Wednesday, July 25, 2012

The Gun Debate

Several factors in the gun debate border on medical and safety topics for the general public. To that end, I've given a fair amount of thought to the matter. If you'll indulge the borderline political debate, the following explains my take on the issue, from a health perspective.

In the past, I've spoken at length to a few of my European colleagues who deal with the health consequences of blunt force and knife injuries with much higher frequency than gunshot wounds. Most of them attribute this to the gun laws of most European nations which require a full blown proficiency test and background check for owning a firearm.  It's easy to obtain or create a bladed or blunt weapon, so violent crime still exists.
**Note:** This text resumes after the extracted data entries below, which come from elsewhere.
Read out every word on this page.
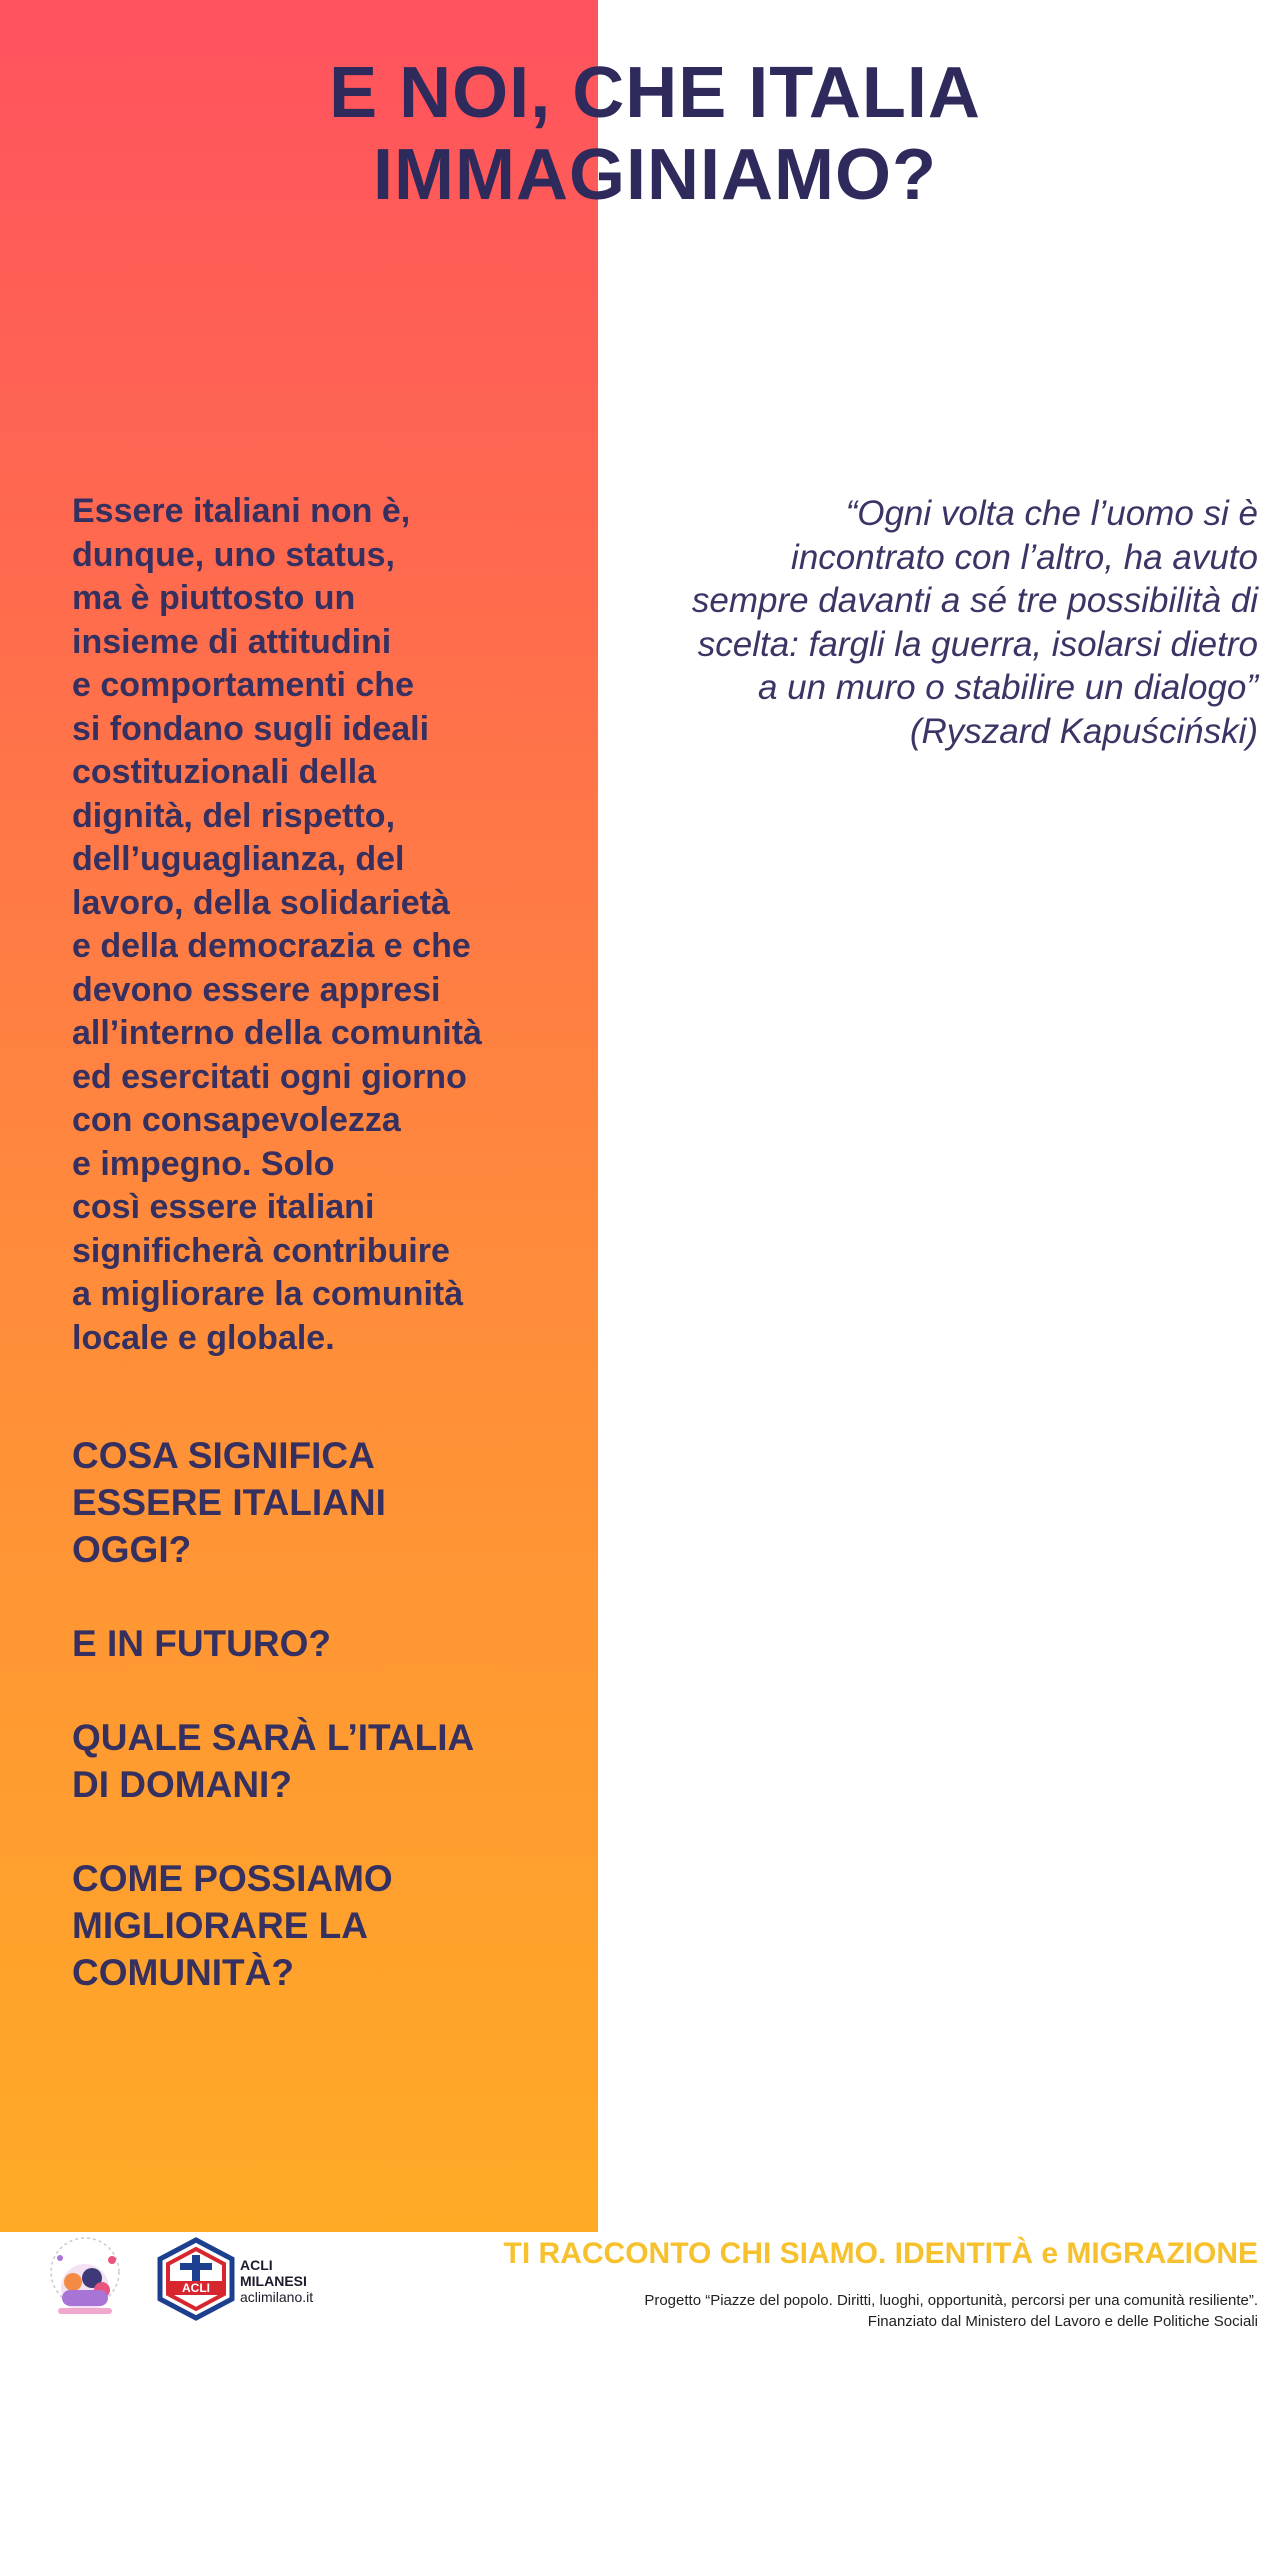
E NOI, CHE ITALIA
IMMAGINIAMO?
Essere italiani non è,
dunque, uno status,
ma è piuttosto un
insieme di attitudini
e comportamenti che
si fondano sugli ideali
costituzionali della
dignità, del rispetto,
dell’uguaglianza, del
lavoro, della solidarietà
e della democrazia e che
devono essere appresi
all’interno della comunità
ed esercitati ogni giorno
con consapevolezza
e impegno. Solo
così essere italiani
significherà contribuire
a migliorare la comunità
locale e globale.
“Ogni volta che l’uomo si è
incontrato con l’altro, ha avuto
sempre davanti a sé tre possibilità di
scelta: fargli la guerra, isolarsi dietro
a un muro o stabilire un dialogo”
(Ryszard Kapuściński)
COSA SIGNIFICA
ESSERE ITALIANI
OGGI?
E IN FUTURO?
QUALE SARÀ L’ITALIA
DI DOMANI?
COME POSSIAMO
MIGLIORARE LA
COMUNITÀ?
ACLI
ACLI
MILANESI
aclimilano.it
TI RACCONTO CHI SIAMO. IDENTITÀ e MIGRAZIONE
Progetto “Piazze del popolo. Diritti, luoghi, opportunità, percorsi per una comunità resiliente”.
Finanziato dal Ministero del Lavoro e delle Politiche Sociali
Murder happens, but neglecting military and paramilitary activity, fewer large scale massacres occur with regularity. Gun crime also occurs in the small scale, but not as frequently as here in the states. In fact, one German coroner with whom I spoke as a medical student, visited Kentucky on exchange to learn more about gunshot wound pathology, since he saw fewer than 70 gun crimes a year on average. 

This illustrates a pertinent point. Fewer people owning guns can minimize but not completely eradicate gun crime. As the popular saying goes "if owning a gun is a crime, only criminals will own guns." While I understand the sentiment and see the need for defining sides in a debate, a middle ground does exist that would satisfy people on both sides of the debate. 
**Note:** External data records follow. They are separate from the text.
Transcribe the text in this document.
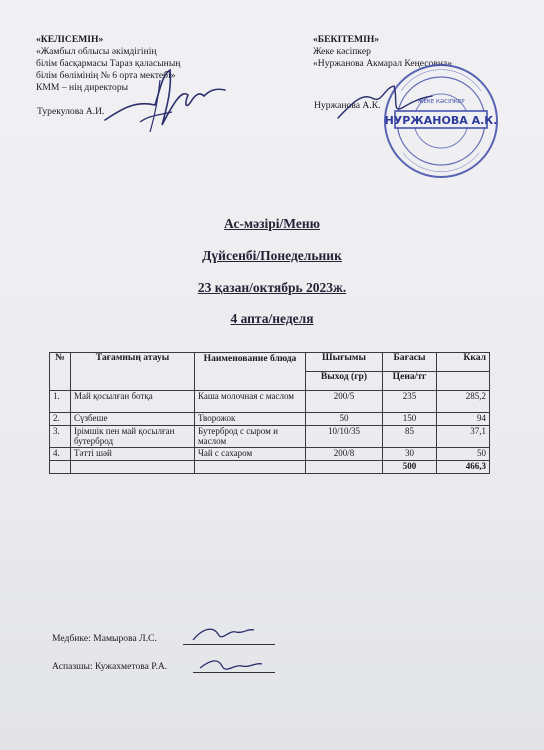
«КЕЛІСЕМІН»
«Жамбыл облысы әкімдігінің
білім басқармасы Тараз қаласының
білім бөлімінің № 6 орта мектебі»
КММ – нің директоры
Турекулова А.И.
«БЕКІТЕМІН»
Жеке кәсіпкер
«Нуржанова Акмарал Кеңесовна»
Нуржанова А.К.
НУРЖАНОВА А.К.
ЖЕКЕ КӘСІПКЕР
Ас-мәзірі/Меню
Дүйсенбі/Понедельник
23 қазан/октябрь 2023ж.
4 апта/неделя
№	Тағамның атауы	Наименование блюда	Шығымы	Бағасы	Ккал
			Выход (гр)	Цена/тг	
1.	Май қосылған ботқа	Каша молочная с маслом	200/5	235	285,2
2.	Сүзбеше	Творожок	50	150	94
3.	Ірімшік пен май қосылған бутерброд	Бутерброд с сыром и маслом	10/10/35	85	37,1
4.	Тәтті шәй	Чай с сахаром	200/8	30	50
				500	466,3
Медбике: Мамырова Л.С.
Аспазшы: Кужахметова Р.А.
The European system still allows the average citizen to own a gun, protecting the right to bear arms, but anyone requesting the permit must demonstrate an ability to use the gun properly, safely and with restraint. If, as several of those I've heard and seen arguing state, any limits prevent ownership, I will again point to the driver's licensing system already in place. Do we simply hand keys to a 16 year old and let them have free reign over a 2 ton pile of metallic death? No, we first insure that they are able to appropriately comport themselves as a driver. Tests, both written and practical, to prove proficiency in operation of the vehicle and knowledge of the traffic laws, give some semblance of assurance of safety. The debate still rages over whether this is adequate. Many states require formal driver's instruction and a permit period lasting months or years to protect the citizens on the road. Why should a gun, which carries significantly more responsibility and has similar power to end life quickly, be any different.
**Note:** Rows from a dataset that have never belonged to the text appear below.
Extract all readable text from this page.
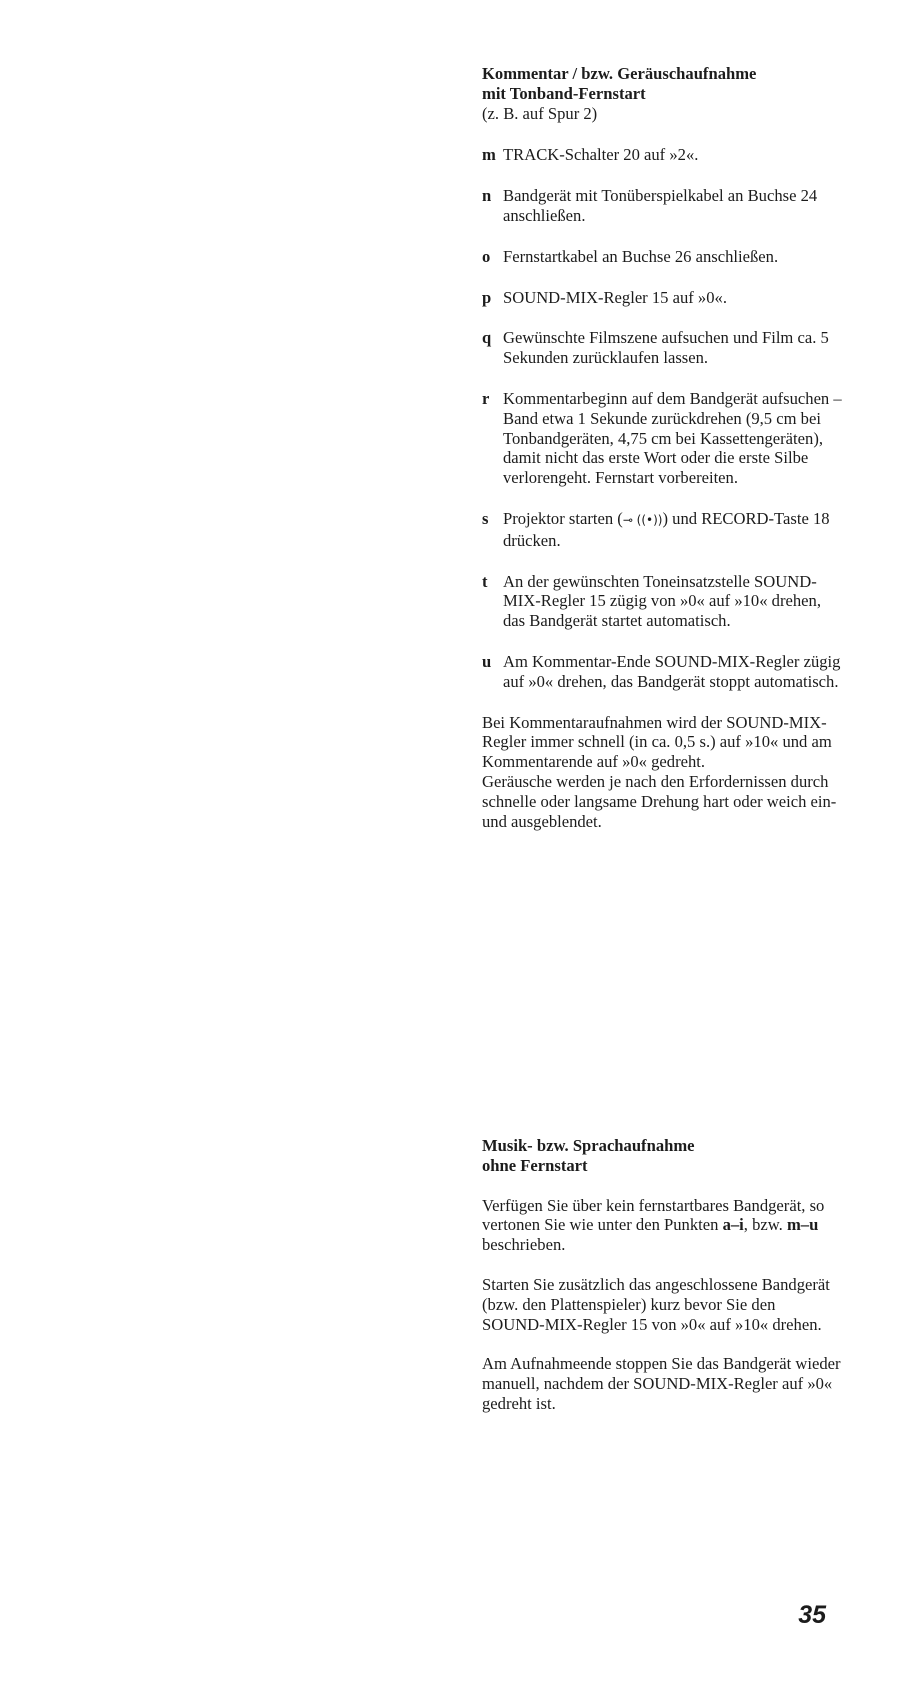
Kommentar / bzw. Geräuschaufnahme
mit Tonband-Fernstart

(z. B. auf Spur 2)

m TRACK-Schalter 20 auf »2«.
n Bandgerät mit Tonüberspielkabel an Buchse 24 anschließen.
o Fernstartkabel an Buchse 26 anschließen.
p SOUND-MIX-Regler 15 auf »0«.
q Gewünschte Filmszene aufsuchen und Film ca. 5 Sekunden zurücklaufen lassen.
r Kommentarbeginn auf dem Bandgerät aufsuchen – Band etwa 1 Sekunde zurückdrehen (9,5 cm bei Tonbandgeräten, 4,75 cm bei Kassettengeräten), damit nicht das erste Wort oder die erste Silbe verlorengeht. Fernstart vorbereiten.
s Projektor starten (⊸ ((•))) und RECORD-Taste 18 drücken.
t An der gewünschten Toneinsatzstelle SOUND-MIX-Regler 15 zügig von »0« auf »10« drehen, das Bandgerät startet automatisch.
u Am Kommentar-Ende SOUND-MIX-Regler zügig auf »0« drehen, das Bandgerät stoppt automatisch.

Bei Kommentaraufnahmen wird der SOUND-MIX-Regler immer schnell (in ca. 0,5 s.) auf »10« und am Kommentarende auf »0« gedreht.

Geräusche werden je nach den Erfordernissen durch schnelle oder langsame Drehung hart oder weich ein- und ausgeblendet.

Musik- bzw. Sprachaufnahme
ohne Fernstart

Verfügen Sie über kein fernstartbares Bandgerät, so vertonen Sie wie unter den Punkten a–i, bzw. m–u beschrieben.

Starten Sie zusätzlich das angeschlossene Bandgerät (bzw. den Plattenspieler) kurz bevor Sie den SOUND-MIX-Regler 15 von »0« auf »10« drehen.

Am Aufnahmeende stoppen Sie das Bandgerät wieder manuell, nachdem der SOUND-MIX-Regler auf »0« gedreht ist.

35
The average citizen (or the child thereof) could easily obtain appropriate instruction in the safe use and care of firearms and obtain a permit to do so, satisfying the desire to uphold the second amendment. However, not everyone will pass the test and background check(just like the driver's test, which has a reported 20% failure rate GMAC), especially those with a history of violent crime. It would also be useful to field questions to evaluate the psychiatric fitness of the owner, which also exist to a certain extent on the driver's test. That level of evaluation prevents unskilled users and possibly violent persons from simply walking into a store and walking out with an arsenal. The common defense and well-maintained militia still have access to firearms with which to defend their possessions and the country at large. And those of us who don't like being shot have some sense that, just like the slim margin of safety on the highway, we are safe in our homes. Or in a movie theater. Or at church. Or at a football game. Or at school.